Hawaii’s minimum wage places it somewhere near the middle of the pack among states, which is not an optimal position for a place where it is so expensive to live.
This concerns lawmakers, too, and they seem willing to boost the hourly rate from the current $10.10 to $13 by 2024. There seems to be some employer support for the idea — with positive testimony coming from key businesses and associations.
That is somewhat encouraging. The last series of stepped increases in the Hawaii minimum wage topped out two years ago. Meanwhile, other high-cost states, such as California (already up to $13), New York ($11.80) and Washington ($13.50), continued moving up. It’s good to see some upward mobility here as well.
But advocates have concluded that landing in four years on a $13 hourly rate still falls well short of Hawaii’s need, and they make a persuasive argument for raising the minimum further. The legislation at issue, House Bill 2541, is set to cross over this week to the Senate for continued hearings.
Just how much room there is for a further increase may hinge on giving the employers, especially smaller businesses, some flexibility to meet the minimum requirement, perhaps with a mix of pay and health benefits.
Such a structure should discourage employers from trying to save money by cutting back hours and cutting out health insurance, an outcome that would serve no worker.
HB 2541 is part of the broad-based initiatives being pushed by Democratic leadership to bolster the economic security of Hawaii’s poor and working people, many of whom continue to struggle to cover basic expenses.
The package also includes bills aimed at lowering the cost of early- learning and childcare programs over time and supports affordable housing, in a push to address two of the biggest financial burdens for the average household. These are longer-term campaigns, with results to come with time.
For the near term, the mission to help families make ends meet is being addressed by increasing pay packets and reducing the bite that taxes take out of them.
In addition to the pay hike, HB 2541 includes tax relief. It would make the state’s earned income tax credit (EITC) refundable. For individual taxpayers earning income less than $30,000 a year, it would increase the refundable credit for food and excise taxes to $150 multiplied by the number of qualified exemptions the taxpayer claims.
The EITC and the food/tax credit enhancements do help on the margins to give lower-income taxpayers some help. But, as advocates argue, they do not come close to the financial boost that a more substantial minimum wage would bring.

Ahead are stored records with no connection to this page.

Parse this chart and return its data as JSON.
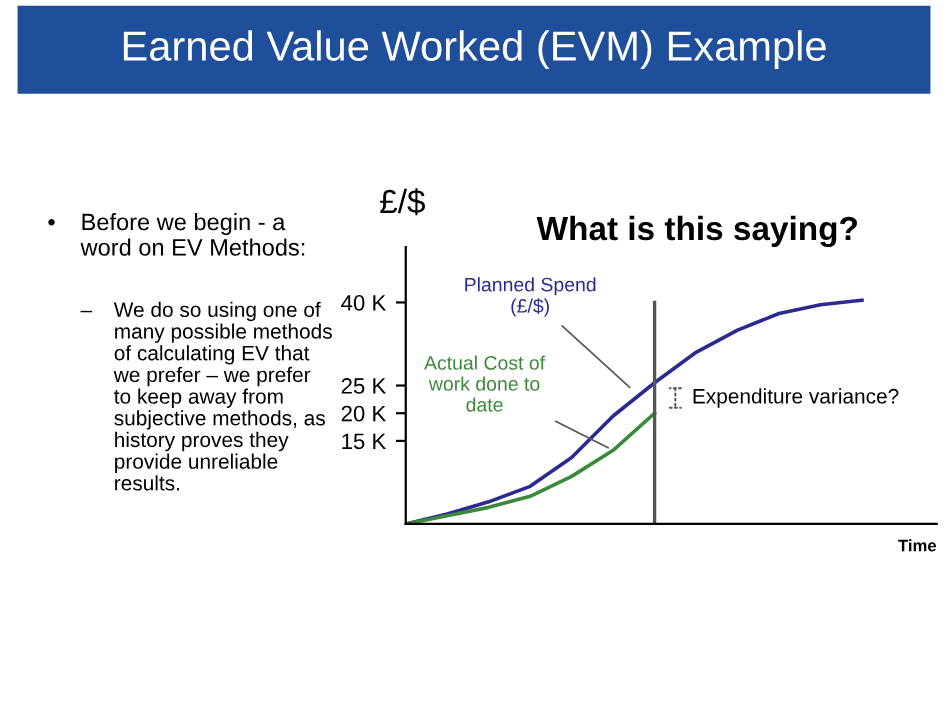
{
  "chart_data": {
    "type": "line",
    "title": "Earned Value Worked (EVM) Example",
    "subtitle": "What is this saying?",
    "ylabel": "£/$",
    "xlabel": "Time",
    "categories": [
      null,
      null,
      null,
      null,
      null,
      null,
      null,
      null,
      null,
      null,
      null,
      null
    ],
    "series": [
      {
        "name": "Planned Spend (£/$)",
        "color": "#2b2b8f",
        "values": [
          0,
          1.8,
          4,
          6.8,
          12,
          19.5,
          25.5,
          31,
          35,
          38,
          39.6,
          40.4
        ]
      },
      {
        "name": "Actual Cost of work done to date",
        "color": "#3a8a3a",
        "values": [
          0,
          1.5,
          3,
          5,
          8.6,
          13.3,
          20,
          null,
          null,
          null,
          null,
          null
        ]
      }
    ],
    "ylim": [
      0,
      50
    ],
    "yticks": [
      {
        "value": 15,
        "label": "15 K"
      },
      {
        "value": 20,
        "label": "20 K"
      },
      {
        "value": 25,
        "label": "25 K"
      },
      {
        "value": 40,
        "label": "40 K"
      }
    ],
    "annotations": [
      "•",
      "Before we begin - a word on EV Methods:",
      "–",
      "We do so using one of many possible methods of calculating EV that we prefer – we prefer to keep away from subjective methods, as history proves they provide unreliable results.",
      "Expenditure variance?"
    ],
    "grid": false,
    "legend": false,
    "marker": "none",
    "line_style": "solid"
  }
}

The entire rationale of the minimum wage merits a close look. Critics maintain that enforced minimum pay rates can result in job losses, as labor costs represent the lion’s share of a business’ budget, meaning that companies will cut their staff rosters and reduce workers’ hours to control expenses.
Increased costs are passed on to consumers through rising prices, curbing growth. Better than minimum-wage hikes are tax credits such as the EITC.
However, these arguments run counter to what’s already evident. Job losses have not been linked to past raises. The EITC is here but has not sufficiently offset the poverty levels witnessed in the spread of homelessness and social ills. Multiple studies have documented that nearly half the population barely gets by.
Hawai‘i Appleseed Center for Law and Economic Justice, the nonprofit advocacy group, asserts that $17 comes closer to what single people need to “meet their basic needs,” citing data from the state Department of Business, Economic Development and Tourism.
That is the minimum that Appleseed wants to see in place by 2025, adding $8,000 in annual income for full-time work — much more than most low-wage taxpayers here would receive in tax credits.
Of course, that is a steep climb especially for smaller businesses, already worried about the current coronavirus outbreak impacts and other economic upheavals.
Even keeping that in mind, there should be a way to nudge the minimum wage upwards, beyond $13 per hour. That should be the aim of ongoing negotiations between the House and Senate.
For example, one proposal last session would give a break to employers who do provide health benefits under the state’s Prepaid Health Care Act, a benefit required for all employees working at least 20 hours weekly. The pay rates for them could be lower than the top-tier minimum wage required of those that hire only part-time workers.
This structure could be reconsidered to give leeway to employers providing the crucial benefit, rather than driving them to cut employees and hours.
Legislative leaders and Gov. David Ige deserve support for taking this multipronged approach to an economic rescue plan. As the second half of the session begins, decisionmakers have to keep eyes on that prize, an assist that many Hawaii families have long needed, just to get by.